Thank you for answering so fast
No. Only the superior powerplay features are gone then.
Ok, I did as the FAQ said, and opened a saved BIOS with them Disabled (Enable/Already Enabled was checked). Nothing changed tho
. I guess they are already hard coded?
Increasing the overdrive headroom does not mean your card runs these clocks all the time. Nothing will change at all if you don't have overdrive enabled.
Well what I was reffering to is that the "standard clocks". If the increase overdrive limit tab, does only that, increasing the overdrive in CCC only and nothing more, the expresion "Standard clocks" made me think the standard clocks will change too. For example under actual settings, it's Standard Clocks 750/900 (which are the rated clocks), with the upper limit 790/1100 (same numbers I have in CCC). Now with the Hash check method, and the included 4870 settings, it says "standard clocks" 800/1100 and upper limit 990/1200. Compared between, at least myself, I understand that the limit in CCC will now be 990/1200 and the GPU clocks will not be 800/1100.
First of all, you should read and understand the
RBE tutorial carefully. It seems you didn't (entirely) understand several basics of the powerplay mechanism yet. Please be sure to entirely understand what you are doing before tinkering with your BIOS.
This would be related to the above statement. I thought that a new "standard clocks" means it will change the standard 750/900 clocks to a 800/1100 value.
You need to understand your BIOS. The RBE tutorial will help you doing so. Then, you can answer this question yourself.
Ok, I think I just know. Because my windows mode (which I guess is the notebook blabla powerplay state structure) is 200/500 on the line for all low, medium and high modes. For it to activate to 750/900, it has to detect a 3D acceleration state, which I guess it's done when entering full screen. If you stay in window mode, it uses the windows state, and since my windows state is 200/500 for all 3 modes, it only uses 200/500, even tho it's an actual game.

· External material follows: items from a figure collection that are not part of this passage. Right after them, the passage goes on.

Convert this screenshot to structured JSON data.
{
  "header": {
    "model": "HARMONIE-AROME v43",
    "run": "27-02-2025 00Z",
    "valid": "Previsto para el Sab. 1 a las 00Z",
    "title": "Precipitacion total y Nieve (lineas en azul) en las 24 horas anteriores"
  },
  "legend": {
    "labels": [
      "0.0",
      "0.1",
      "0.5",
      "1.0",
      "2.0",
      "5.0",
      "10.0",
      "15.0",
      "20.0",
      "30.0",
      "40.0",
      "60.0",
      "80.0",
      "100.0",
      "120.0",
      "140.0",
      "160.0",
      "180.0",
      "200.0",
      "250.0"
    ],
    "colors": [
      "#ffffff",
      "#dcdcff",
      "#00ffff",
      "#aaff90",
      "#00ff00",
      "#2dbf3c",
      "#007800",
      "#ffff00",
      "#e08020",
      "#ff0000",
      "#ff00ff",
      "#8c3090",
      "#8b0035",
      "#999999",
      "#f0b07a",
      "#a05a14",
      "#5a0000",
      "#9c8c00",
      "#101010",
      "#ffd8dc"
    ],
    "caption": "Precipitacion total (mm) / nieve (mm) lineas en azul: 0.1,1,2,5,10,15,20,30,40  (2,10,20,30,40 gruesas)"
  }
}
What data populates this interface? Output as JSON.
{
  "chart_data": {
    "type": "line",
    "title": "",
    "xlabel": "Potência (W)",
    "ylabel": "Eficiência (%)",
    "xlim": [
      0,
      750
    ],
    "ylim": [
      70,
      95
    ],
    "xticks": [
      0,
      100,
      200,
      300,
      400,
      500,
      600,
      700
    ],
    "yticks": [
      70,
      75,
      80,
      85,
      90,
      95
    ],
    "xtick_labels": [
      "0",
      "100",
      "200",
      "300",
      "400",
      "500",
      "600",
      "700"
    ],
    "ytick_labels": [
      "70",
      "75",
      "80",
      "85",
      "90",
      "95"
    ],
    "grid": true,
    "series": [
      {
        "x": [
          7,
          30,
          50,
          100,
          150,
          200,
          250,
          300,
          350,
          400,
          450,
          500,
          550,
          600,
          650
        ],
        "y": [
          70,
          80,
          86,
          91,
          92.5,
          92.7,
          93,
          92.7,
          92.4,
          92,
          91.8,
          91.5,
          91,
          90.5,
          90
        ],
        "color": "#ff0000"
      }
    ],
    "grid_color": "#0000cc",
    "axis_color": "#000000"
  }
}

Now my question is the following: in the FAQ you gave a nice rule when windows might find it self in low, medium or high. But is there an actual written "rule" in the BIOS when it switches between the low, medium, high that you can check? Or it's just a "it should" because that's how it's hard-wired.
What I'm trying to say, is there a way for an average joe like me to know when the modes change and what triggers them?
The reported values are irrelevant. Think about it: The reported values are valid only for the video board the BIOS has been extracted from.
Ok, so basically, it's safe to assume that the max voltage wired in the card is the value found in the original BIOS? Therefore when you flash to a different 4870 BIOS, any voltage which is over the maximum voltage found in the original BIOS might not work? And if it doesn't and you select a 1.276v when your card maximum is 1.265v, by selecting 1.276 will it crash/damage the card, or the card will simply run with the voltage nearest to the one you selected, that being 1.265v? (or what i'm trying to say is something similar you write in the FAQ "various things may happen") Or just use the voltages that were available with the original BIOS and ignore all other values in the different 4870 BIOS to be safest?
Regarding changing BIOS with another 4870 BIOS, how "viable" is it. I'm asking this because of the huge BIOS database you can select on this website. Is there a reason why to use this method vs changing the settings yourself (to the same settings you would find the the other BIOS you want to switch) in your own BIOS?
A new question. If the clocks for the core and memory decrease, you save power. By decreasing the voltages also, I guess you save even more.
Now if my BIOS has 200/500 @ 1.10v, 500/500 @ 1.20v and 750/900 @ 1.26v (1.26v being the max), and I want to change the value to 200/900 (first value), is it safer to just set it @ 1.26v rather than 1.20v?
Another question: What exactly is that Hysteresis % value. I mean I have read the FAQ, wikipedia the word (not native english speaker), read the guru3d forum explanation by unwinder, but I just can't exactly get it. If you could just give me an example what is the difference having hysteresis % - 4 and hysteresis % - 24, everything else identical.